Transgender members of the military shouldn’t be objects of fear and derision, and their willingness to serve and sacrifice shouldn’t be demeaned.
But with just a few sentences two years ago, President Donald Trump did all of that.
In a series of tweets in July 2017 that surprised even our own military, Trump declared he was banning transgender Americans from the armed forces. Lawsuits followed, but earlier this week the Supreme Court said the ban could move forward while the issue plays out in court.
Meanwhile, thousands of soldiers, sailors, Marines and airmen and women are left wondering if their careers are over — if they’re willingness to fight and maybe die for our freedom is just not enough.
‘COSTS AND DISRUPTION’
Trump says these patriots are not wanted because their presence in the military is a burden and a disruption.
In both arguments, he is wrong on the facts. But in this case, as with so many others, the president doesn’t care about the facts.
The sudden announcement of the ban came as the Trump administration was discussing whether to end the use of public funds to pay for gender reassignment surgery for service members.
This by itself was an idea rooted in bigotry. Transgender service members make up just 1 percent of the military, and transition-related health care would cost the military no more than $8.4 million extra a year, according to the Rand Corp. Compare that with the $84 million the Pentagon spends every year on erectile dysfunction medication, and you’ll see that it was not remotely about cost.
But Trump took it many steps beyond that, calling for a nearly complete ban over social media while the military was still studying the matter, catching his administration off guard.
The audience for his impetuous order was not his generals or civilian leadership, but the president’s longtime supporters. Not long before, they had united in favor of laws that sought to prevent transgender Americans from using the bathroom of the gender with which they identify.
It was a perfect wedge issue for the president to exploit, and the military ban was just an extension of that, along with other initiatives to strip transgender Americans of protections.

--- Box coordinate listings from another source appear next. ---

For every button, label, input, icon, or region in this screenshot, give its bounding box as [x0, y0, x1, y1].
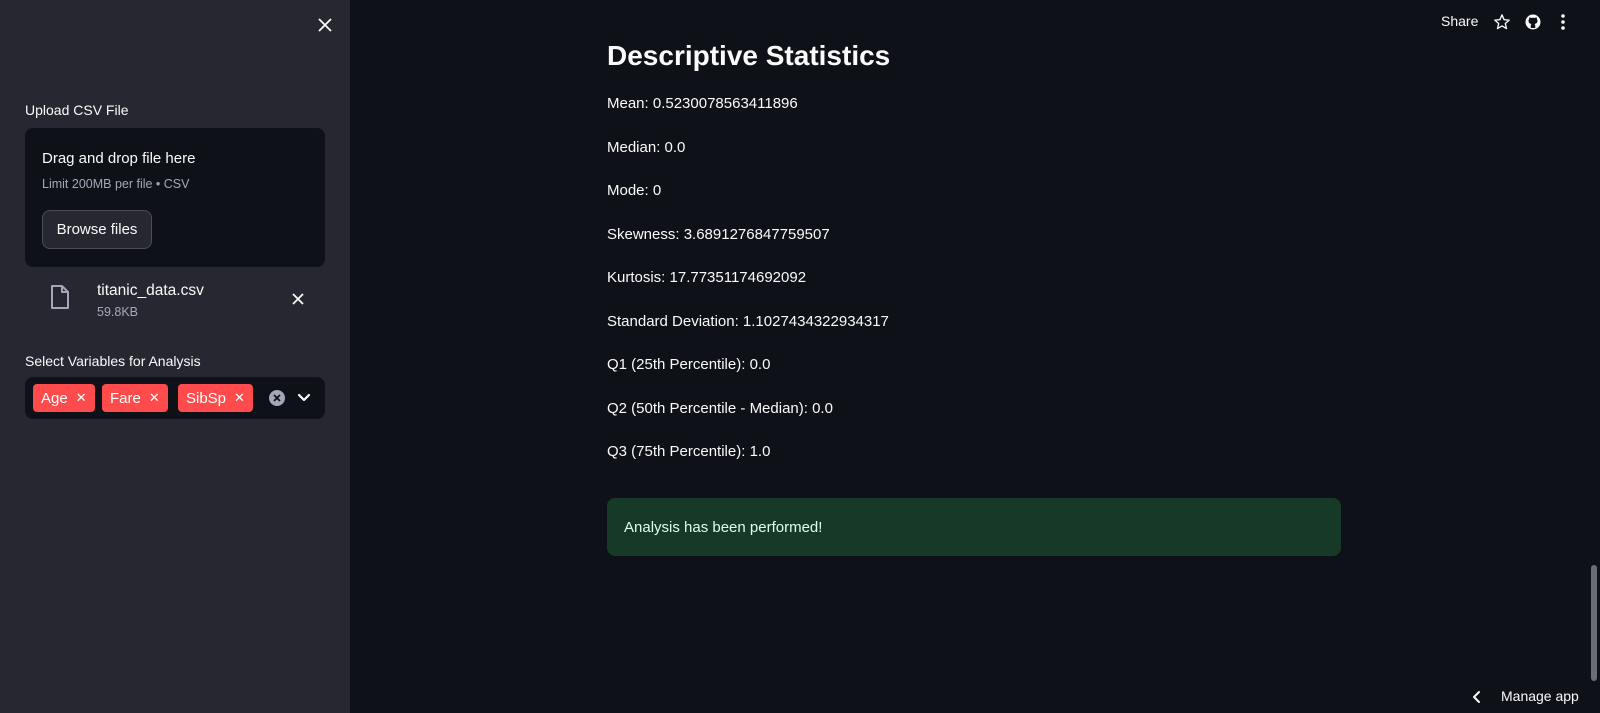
file-name: titanic_data.csv — [97, 282, 204, 299]
share-button[interactable]: Share — [1441, 13, 1478, 29]
stat-q3: Q3 (75th Percentile): 1.0 — [607, 443, 771, 460]
tag-age[interactable]: Age ✕ — [33, 384, 95, 412]
sidebar: Upload CSV File Drag and drop file here … — [0, 0, 350, 713]
github-icon — [1525, 14, 1541, 30]
close-icon — [292, 293, 304, 305]
stat-mode: Mode: 0 — [607, 182, 662, 199]
remove-tag-icon[interactable]: ✕ — [76, 390, 87, 406]
chevron-down-icon[interactable] — [295, 389, 313, 407]
tag-fare[interactable]: Fare ✕ — [102, 384, 168, 412]
stat-kurtosis: Kurtosis: 17.77351174692092 — [607, 269, 807, 286]
variables-multiselect[interactable]: Age ✕ Fare ✕ SibSp ✕ — [25, 377, 325, 419]
close-sidebar-button[interactable] — [313, 13, 337, 37]
main-menu-button[interactable] — [1552, 11, 1574, 33]
tag-sibsp[interactable]: SibSp ✕ — [178, 384, 253, 412]
stat-mean: Mean: 0.5230078563411896 — [607, 95, 798, 112]
file-icon — [51, 285, 69, 309]
manage-app-button[interactable]: Manage app — [1501, 688, 1579, 704]
remove-tag-icon[interactable]: ✕ — [149, 390, 160, 406]
github-button[interactable] — [1522, 11, 1544, 33]
scrollbar-thumb[interactable] — [1591, 565, 1597, 681]
stat-q1: Q1 (25th Percentile): 0.0 — [607, 356, 771, 373]
stat-skewness: Skewness: 3.6891276847759507 — [607, 226, 830, 243]
tag-label: Age — [41, 389, 68, 407]
stat-std-dev: Standard Deviation: 1.1027434322934317 — [607, 313, 889, 330]
close-icon — [318, 18, 332, 32]
page-title: Descriptive Statistics — [607, 40, 891, 71]
dropzone-title: Drag and drop file here — [42, 150, 196, 167]
app-root: Upload CSV File Drag and drop file here … — [0, 0, 1600, 713]
stat-median: Median: 0.0 — [607, 139, 686, 156]
select-variables-label: Select Variables for Analysis — [25, 353, 201, 369]
dropzone-limit: Limit 200MB per file • CSV — [42, 177, 190, 191]
star-button[interactable] — [1491, 11, 1513, 33]
remove-tag-icon[interactable]: ✕ — [234, 390, 245, 406]
more-vertical-icon — [1561, 14, 1565, 30]
tag-label: Fare — [110, 389, 141, 407]
star-icon — [1494, 14, 1510, 30]
uploaded-file: titanic_data.csv 59.8KB — [25, 280, 325, 324]
tag-label: SibSp — [186, 389, 227, 407]
file-dropzone[interactable]: Drag and drop file here Limit 200MB per … — [25, 128, 325, 267]
stat-q2: Q2 (50th Percentile - Median): 0.0 — [607, 400, 833, 417]
success-alert: Analysis has been performed! — [607, 498, 1341, 556]
upload-label: Upload CSV File — [25, 102, 129, 118]
chevron-left-icon[interactable] — [1470, 690, 1484, 704]
file-size: 59.8KB — [97, 305, 139, 319]
success-message: Analysis has been performed! — [624, 518, 823, 536]
clear-all-icon[interactable] — [268, 389, 286, 407]
remove-file-button[interactable] — [287, 288, 309, 310]
browse-files-button[interactable]: Browse files — [42, 210, 152, 249]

So Trump made up some bit about “costs and disruptions” and tweeted it out without any regard for how it would affect the lives of as many as 15,000 service members, or how it would play in a country already experiencing an uptick in hate crime against transgender Americans.
MORE THAN THEIR GENDER
The “disruption” argument is the same one used to keep African Americans, women and gays out of the military, and it is no less nonsense here.
A Rand study commissioned by the Pentagon under then President Barack Obama found that allowing transgender people to serve openly would “have no significant impact on unit readiness.” Six former surgeons general and an alphabet soup of major health organizations came to the same conclusion.
Most tellingly, the Rand study found, of the 994 service members diagnosed with gender dysphoria after Obama lifted the previous ban, 393 were deployed to Iraq and Afghanistan. Only one did not complete the deployment because of mental health reasons.
But these service members are more than a number. They are more than their gender or the medications they need.
They are Americans like Brynn Tannehill, a former naval aviator whose quest to rejoin the military is in jeopardy. Or Patricia King, a 20-year veteran who completed three tours, or Navy Lt. Cmdr. Blake Dremann, who has been deployed 11 times since signing up in 2005.
Their service, and the service of so many others like them, is worthy of our appreciation. Americans should stand up and see that it is not so carelessly thrown away.